Tuesday, May 10, 2011

Regarding Microsoft's Purchase of Skype

The big news this morning is Microsoft's purchase of Skype of $8.5B. I just saw a fairly straightforward financial analysis of Skype's return, on current revenues, earnings and volumes, to Microsoft, for the $8.5B investment basis. I believe the ROE was around 3%.

There are dozens of sell-side analysts who are more plugged into the details of Microsoft's and Skype's financials than am I.

Rather, I tend to view these types of transactions from the larger, simpler perspective which I learned many years ago from, I believe, reading Peter Drucker's editorials in the Wall Street Journal back in the 1980s,

'What does the buyer bring to the purchased business besides money?'

I've been listening to various pundits on CNBC and Bloomberg opine all morning long on the stakes, risks and opportunities of this transaction for Skype, Microsoft, Apple, Facebook and Google. The prevailing sentiment seems to be that Google, which was allegedly also interested in Skype, is the biggest potential loser.

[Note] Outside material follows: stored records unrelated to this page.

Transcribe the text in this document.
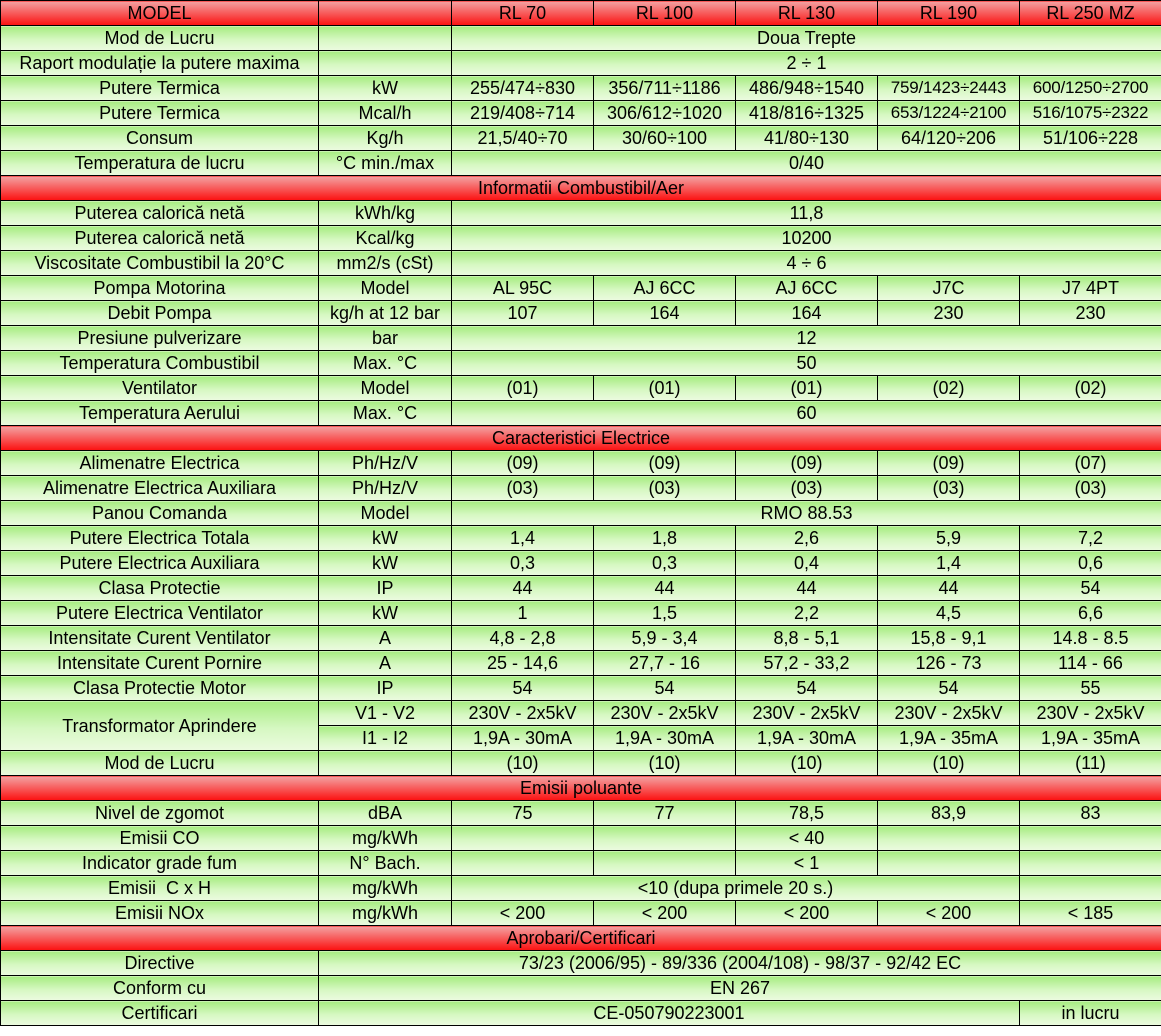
MODEL		RL 70	RL 100	RL 130	RL 190	RL 250 MZ
Mod de Lucru		Doua Trepte				
Raport modulație la putere maxima		2 ÷ 1				
Putere Termica	kW	255/474÷830	356/711÷1186	486/948÷1540	759/1423÷2443	600/1250÷2700
Putere Termica	Mcal/h	219/408÷714	306/612÷1020	418/816÷1325	653/1224÷2100	516/1075÷2322
Consum	Kg/h	21,5/40÷70	30/60÷100	41/80÷130	64/120÷206	51/106÷228
Temperatura de lucru	°C min./max	0/40				
Informatii Combustibil/Aer						
Puterea calorică netă	kWh/kg	11,8				
Puterea calorică netă	Kcal/kg	10200				
Viscositate Combustibil la 20°C	mm2/s (cSt)	4 ÷ 6				
Pompa Motorina	Model	AL 95C	AJ 6CC	AJ 6CC	J7C	J7 4PT
Debit Pompa	kg/h at 12 bar	107	164	164	230	230
Presiune pulverizare	bar	12				
Temperatura Combustibil	Max. °C	50				
Ventilator	Model	(01)	(01)	(01)	(02)	(02)
Temperatura Aerului	Max. °C	60				
Caracteristici Electrice						
Alimenatre Electrica	Ph/Hz/V	(09)	(09)	(09)	(09)	(07)
Alimenatre Electrica Auxiliara	Ph/Hz/V	(03)	(03)	(03)	(03)	(03)
Panou Comanda	Model	RMO 88.53				
Putere Electrica Totala	kW	1,4	1,8	2,6	5,9	7,2
Putere Electrica Auxiliara	kW	0,3	0,3	0,4	1,4	0,6
Clasa Protectie	IP	44	44	44	44	54
Putere Electrica Ventilator	kW	1	1,5	2,2	4,5	6,6
Intensitate Curent Ventilator	A	4,8 - 2,8	5,9 - 3,4	8,8 - 5,1	15,8 - 9,1	14.8 - 8.5
Intensitate Curent Pornire	A	25 - 14,6	27,7 - 16	57,2 - 33,2	126 - 73	114 - 66
Clasa Protectie Motor	IP	54	54	54	54	55
Transformator Aprindere	V1 - V2	230V - 2x5kV	230V - 2x5kV	230V - 2x5kV	230V - 2x5kV	230V - 2x5kV
	I1 - I2	1,9A - 30mA	1,9A - 30mA	1,9A - 30mA	1,9A - 35mA	1,9A - 35mA
Mod de Lucru		(10)	(10)	(10)	(10)	(11)
Emisii poluante						
Nivel de zgomot	dBA	75	77	78,5	83,9	83
Emisii CO	mg/kWh			< 40		
Indicator grade fum	N° Bach.			< 1		
Emisii  C x H	mg/kWh	<10 (dupa primele 20 s.)				
Emisii NOx	mg/kWh	< 200	< 200	< 200	< 200	< 185
Aprobari/Certificari						
Directive	73/23 (2006/95) - 89/336 (2004/108) - 98/37 - 92/42 EC					
Conform cu	EN 267					
Certificari	CE-050790223001					in lucru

Bloomberg had a very interesting exchange between its on-air anchors about half an hour ago discussing this, in which one of them distilled that point to the question,

'Does this deal cause Google to reconsider their strategies, and worry about Microsoft's new acquisition?'

I'd guess it does not. Besides the $8.5B Microsoft brought to Skype, it brings, well, more money for Skype to burn through. One observer noted the internet phone firm was still losing money as of last year.

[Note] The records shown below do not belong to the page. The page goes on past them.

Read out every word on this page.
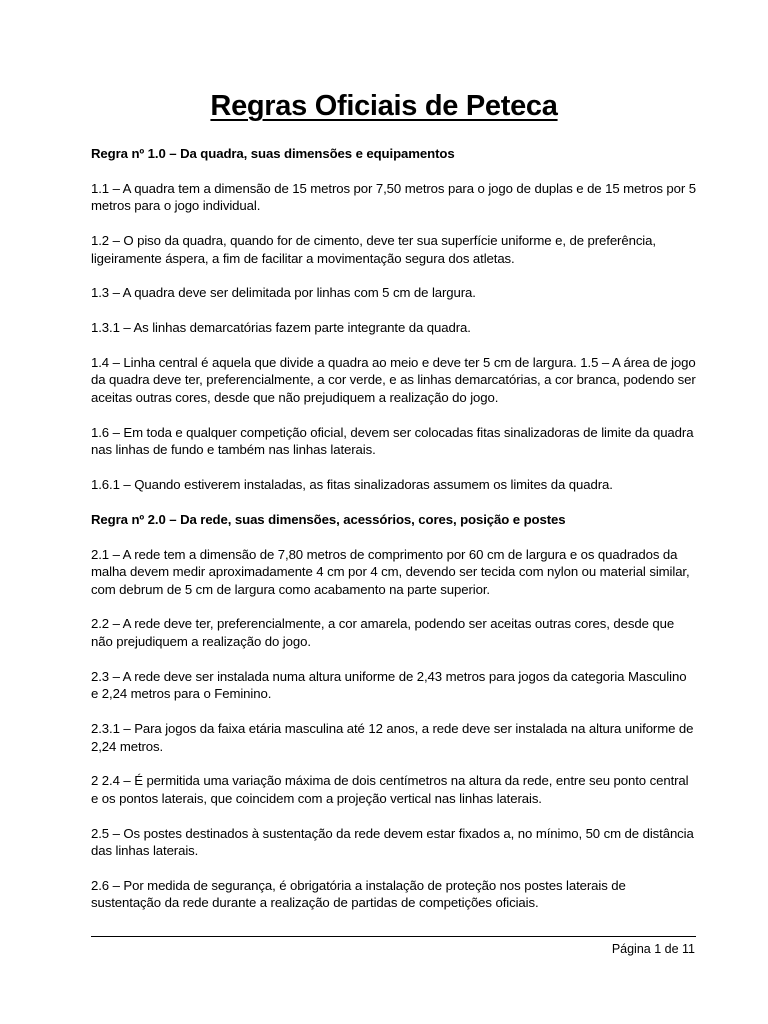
Regras Oficiais de Peteca

Regra nº 1.0 – Da quadra, suas dimensões e equipamentos

1.1 – A quadra tem a dimensão de 15 metros por 7,50 metros para o jogo de duplas e de 15 metros por 5 metros para o jogo individual.

1.2 – O piso da quadra, quando for de cimento, deve ter sua superfície uniforme e, de preferência, ligeiramente áspera, a fim de facilitar a movimentação segura dos atletas.

1.3 – A quadra deve ser delimitada por linhas com 5 cm de largura.

1.3.1 – As linhas demarcatórias fazem parte integrante da quadra.

1.4 – Linha central é aquela que divide a quadra ao meio e deve ter 5 cm de largura. 1.5 – A área de jogo da quadra deve ter, preferencialmente, a cor verde, e as linhas demarcatórias, a cor branca, podendo ser aceitas outras cores, desde que não prejudiquem a realização do jogo.

1.6 – Em toda e qualquer competição oficial, devem ser colocadas fitas sinalizadoras de limite da quadra nas linhas de fundo e também nas linhas laterais.

1.6.1 – Quando estiverem instaladas, as fitas sinalizadoras assumem os limites da quadra.

Regra nº 2.0 – Da rede, suas dimensões, acessórios, cores, posição e postes

2.1 – A rede tem a dimensão de 7,80 metros de comprimento por 60 cm de largura e os quadrados da malha devem medir aproximadamente 4 cm por 4 cm, devendo ser tecida com nylon ou material similar, com debrum de 5 cm de largura como acabamento na parte superior.

2.2 – A rede deve ter, preferencialmente, a cor amarela, podendo ser aceitas outras cores, desde que não prejudiquem a realização do jogo.

2.3 – A rede deve ser instalada numa altura uniforme de 2,43 metros para jogos da categoria Masculino e 2,24 metros para o Feminino.

2.3.1 – Para jogos da faixa etária masculina até 12 anos, a rede deve ser instalada na altura uniforme de 2,24 metros.

2 2.4 – É permitida uma variação máxima de dois centímetros na altura da rede, entre seu ponto central e os pontos laterais, que coincidem com a projeção vertical nas linhas laterais.

2.5 – Os postes destinados à sustentação da rede devem estar fixados a, no mínimo, 50 cm de distância das linhas laterais.

2.6 – Por medida de segurança, é obrigatória a instalação de proteção nos postes laterais de sustentação da rede durante a realização de partidas de competições oficiais.

Página 1 de 11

But the larger issue can be seen in the price chart above for Microsoft and the S&P500 Index since the former's inception. Since its peak during the technology sector bubble in 2000, Microsoft has stalled and declined, while the Index, as we all know, also spent the decade in neutral.

But, as an alleged technology firm, Microsoft should have been doing something over a decade to move its share price. That it did not causes me to contend that its management won't be capable of doing anything material with Skype, either.

A corollary question of Drucker's which I quoted above is to ask why a joint venture or marketing alliance can't or won't do as effective a job as an acquisition, but with less risk?

In this case, I think that's a reasonable and important question. Everything I've heard about supposed Microsoft benefits with Skype could have been accomplished with a closer collaboration effected by some sort of formalized alliance in which Skype received money in exchange for closer product/service integration, or special Microsoft-Skype offerings, and restrictions on Skype's other alliances during the term of the agreement.

That way, if Microsoft valued Skype's management or simply its customer base, it would have easily retained the value of both. However, by acquiring Skype, Microsoft immediately risks the traditional management and organization integration issues that account for the high levels of failures of this sort of transaction.

Just last month, analysts were calling for Ballmer's replacement. Now he's made what I believe is the largest transaction in Microsoft's history. So the guy who couldn't manage what he had, is going to make his firm rocket back into profitably torrid growth with this one magic bullet?

I just don't think so. Not by design, anyway.

Nor do I think it will particularly affect Google, Apple or Facebook, either. In fact, I just saw a note that Microsoft will support Skype on other platforms. So it is damned if it does, aiding competitors, or if it doesn't, potentially losing the customer base it just bought.

Maybe one of the myriad unpredictable multi-media convergences now developing faster than vendors can predict will result in such a windfall for Microsoft. But I think it would be more of an accident than planned.

My own quantitative equity selection process hasn't included Microsoft in a portfolio in well over a decade. I don't think the Skype acquisition will change that any time soon.